Moody’s Downgrades Nokia On Market Saturation Worries
Investors may have cheered Nokia’s first quarter results when the handset giant held on to its forecasts for mobile phone sales for the year, and seemed to signal that the mobile handset slump was bottoming out. But credit ratings agency Moody’s didn’t have the same optimistic view of the handset giant’s earnings. On Thursday, it downgraded its outlook on Nokia (NYSE: NOK) to “negative” from “stable” citing the cellphone maker’s poor Q1 earnings and gloomy forecast for the rest of the year, Reuters reports. Moody’s now rates Nokia at A1, or fifth-highest investment grade.

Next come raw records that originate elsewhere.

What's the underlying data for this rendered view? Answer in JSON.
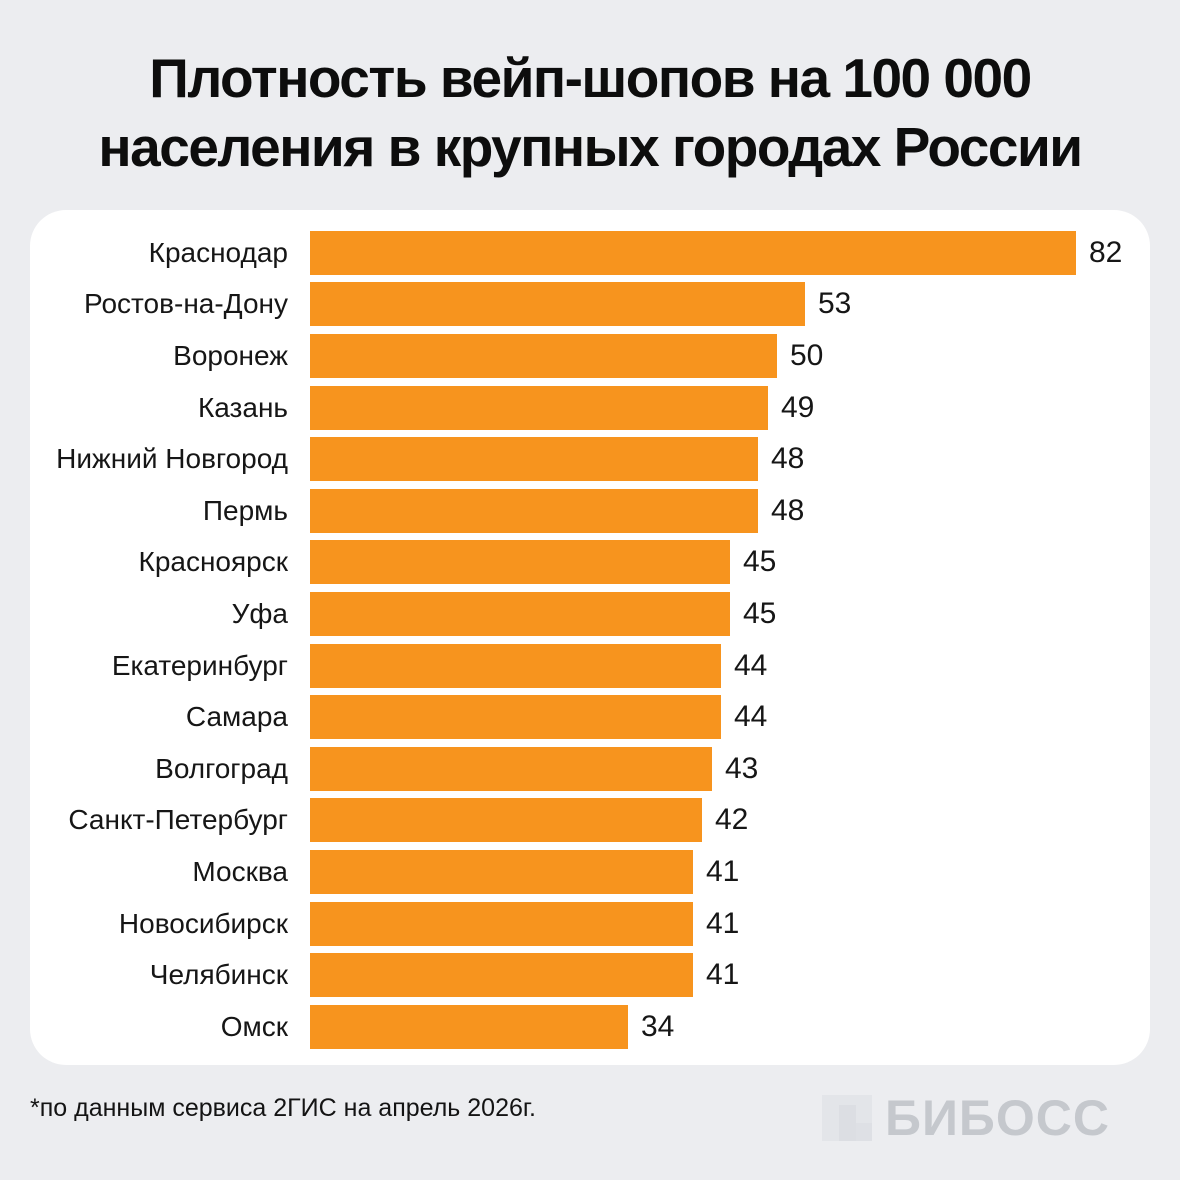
{
  "title": {
    "line1": "Плотность вейп-шопов на 100 000",
    "line2": "населения в крупных городах России"
  },
  "chart_data": {
    "type": "bar",
    "orientation": "horizontal",
    "title": "Плотность вейп-шопов на 100 000 населения в крупных городах России",
    "categories": [
      "Краснодар",
      "Ростов-на-Дону",
      "Воронеж",
      "Казань",
      "Нижний Новгород",
      "Пермь",
      "Красноярск",
      "Уфа",
      "Екатеринбург",
      "Самара",
      "Волгоград",
      "Санкт-Петербург",
      "Москва",
      "Новосибирск",
      "Челябинск",
      "Омск"
    ],
    "values": [
      82,
      53,
      50,
      49,
      48,
      48,
      45,
      45,
      44,
      44,
      43,
      42,
      41,
      41,
      41,
      34
    ],
    "xlim": [
      0,
      82
    ],
    "value_labels": true,
    "grid": false,
    "legend": false,
    "bar_color": "#F7941E"
  },
  "footer": {
    "footnote": "*по данным сервиса 2ГИС на апрель 2026г.",
    "logo_text": "БИБОСС"
  },
  "colors": {
    "background": "#ECEDF0",
    "card": "#FFFFFF",
    "bar": "#F7941E",
    "text": "#101010",
    "logo": "#C5C8CD"
  }
}
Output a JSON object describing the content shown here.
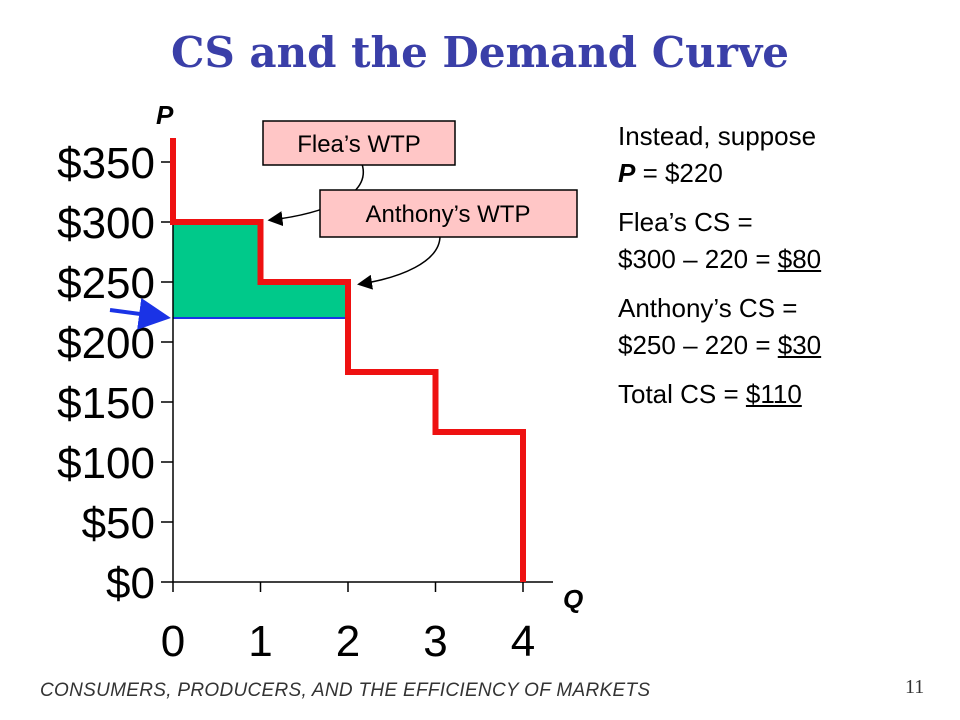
{
  "title": "CS and the Demand Curve",
  "chart_data": {
    "type": "line",
    "y_axis_letter": "P",
    "x_axis_letter": "Q",
    "x_ticks": [
      0,
      1,
      2,
      3,
      4
    ],
    "y_ticks": [
      0,
      50,
      100,
      150,
      200,
      250,
      300,
      350
    ],
    "y_tick_labels": [
      "$0",
      "$50",
      "$100",
      "$150",
      "$200",
      "$250",
      "$300",
      "$350"
    ],
    "xlim": [
      0,
      4
    ],
    "ylim": [
      0,
      350
    ],
    "series": [
      {
        "type": "step",
        "color": "#ee1111",
        "points": [
          [
            0,
            370
          ],
          [
            0,
            300
          ],
          [
            1,
            300
          ],
          [
            1,
            250
          ],
          [
            2,
            250
          ],
          [
            2,
            175
          ],
          [
            3,
            175
          ],
          [
            3,
            125
          ],
          [
            4,
            125
          ],
          [
            4,
            0
          ]
        ]
      }
    ],
    "price_line": 220,
    "cs_area_color": "#00c98a",
    "cs_steps": [
      {
        "from": 0,
        "to": 1,
        "top": 300
      },
      {
        "from": 1,
        "to": 2,
        "top": 250
      }
    ],
    "annotations": [
      {
        "text": "Flea’s WTP",
        "target": [
          1,
          300
        ]
      },
      {
        "text": "Anthony’s WTP",
        "target": [
          2,
          250
        ]
      }
    ],
    "annotation_bg": "#ffc6c6",
    "price_arrow_color": "#1a33e6"
  },
  "panel": {
    "line1": "Instead, suppose",
    "p_letter": "P",
    "p_value": " = $220",
    "flea_cs_label": "Flea’s CS =",
    "flea_calc": "$300 – 220 = ",
    "flea_result": "$80",
    "anthony_cs_label": "Anthony’s CS =",
    "anthony_calc": "$250 – 220 = ",
    "anthony_result": "$30",
    "total_label": "Total CS = ",
    "total_result": "$110"
  },
  "footer": "CONSUMERS, PRODUCERS, AND THE EFFICIENCY OF MARKETS",
  "page_number": "11"
}
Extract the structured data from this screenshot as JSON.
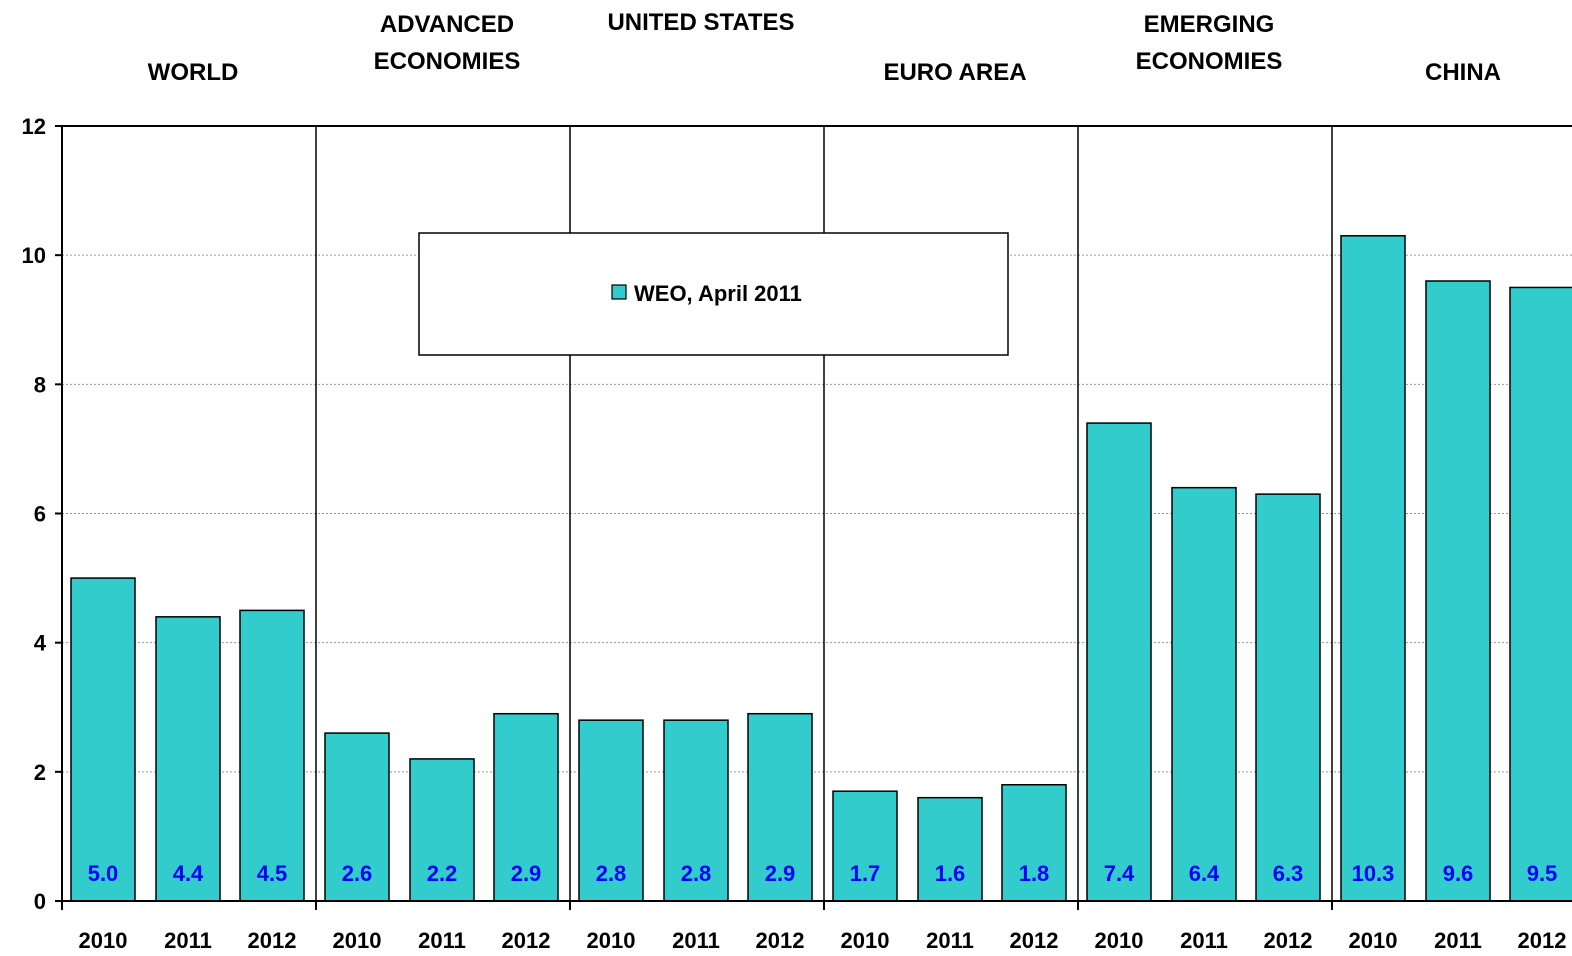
{
  "chart_data": {
    "type": "bar",
    "groups": [
      {
        "name": [
          "WORLD"
        ],
        "years": [
          "2010",
          "2011",
          "2012"
        ],
        "values": [
          5.0,
          4.4,
          4.5
        ]
      },
      {
        "name": [
          "ADVANCED",
          "ECONOMIES"
        ],
        "years": [
          "2010",
          "2011",
          "2012"
        ],
        "values": [
          2.6,
          2.2,
          2.9
        ]
      },
      {
        "name": [
          "UNITED STATES"
        ],
        "years": [
          "2010",
          "2011",
          "2012"
        ],
        "values": [
          2.8,
          2.8,
          2.9
        ]
      },
      {
        "name": [
          "EURO AREA"
        ],
        "years": [
          "2010",
          "2011",
          "2012"
        ],
        "values": [
          1.7,
          1.6,
          1.8
        ]
      },
      {
        "name": [
          "EMERGING",
          "ECONOMIES"
        ],
        "years": [
          "2010",
          "2011",
          "2012"
        ],
        "values": [
          7.4,
          6.4,
          6.3
        ]
      },
      {
        "name": [
          "CHINA"
        ],
        "years": [
          "2010",
          "2011",
          "2012"
        ],
        "values": [
          10.3,
          9.6,
          9.5
        ]
      }
    ],
    "series": [
      {
        "name": "WEO, April 2011"
      }
    ],
    "ylim": [
      0,
      12
    ],
    "yticks": [
      0,
      2,
      4,
      6,
      8,
      10,
      12
    ],
    "grid": true,
    "legend": "top-center",
    "colors": {
      "bar": "#33cccc",
      "value_label": "#0000ff",
      "axis": "#000000",
      "grid": "#999999"
    }
  }
}
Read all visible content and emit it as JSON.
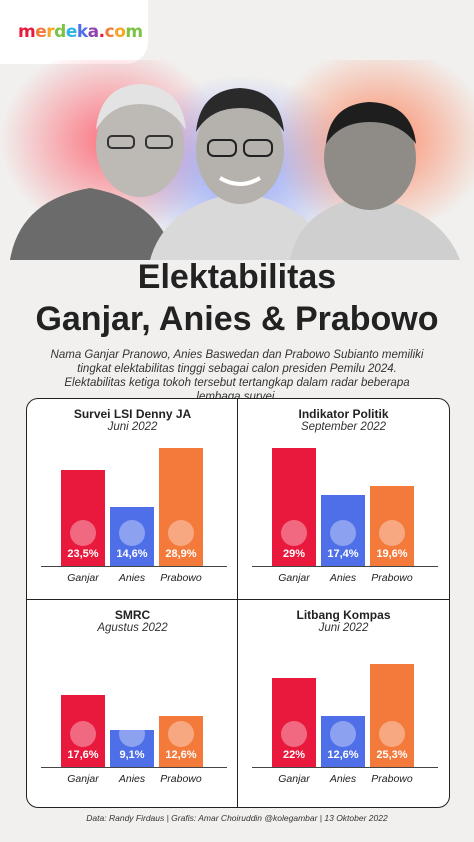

SEE ALSO: Nokia AGM: Continued Focus On Internet Services; Introducing Mid-Tier Smartphones
Last week, Nokia reported that its first quarter sales had dropped 27 percent and that total handset sales would fall by 10 percent in 2009. Yesterday, at Nokia’s Annual General Meeting, CEO Olli-Pekka Kallasvuo said it was too early to call a market bottom. “So far it is too early to estimate whether in our sector we have seen the demand for mobile devices reaching the bottom, and when this bottom would possibly be reached,” Kallasvuo noted.
Moody’s said it was particularly worried that the slump in cellphone sales wasn’t just a result of “transitory, cyclical factors” but that the dreaded “market saturation” was to blame in most regions, and would put the brakes on the pace of revenue growth that Nokia’s been enjoying in the last few years. Such a “slow growth environment may not allow Nokia to return to credit metrics sustainable at a level that meets Moody’s expectations for a A1 rating,” the ratings agency wrote.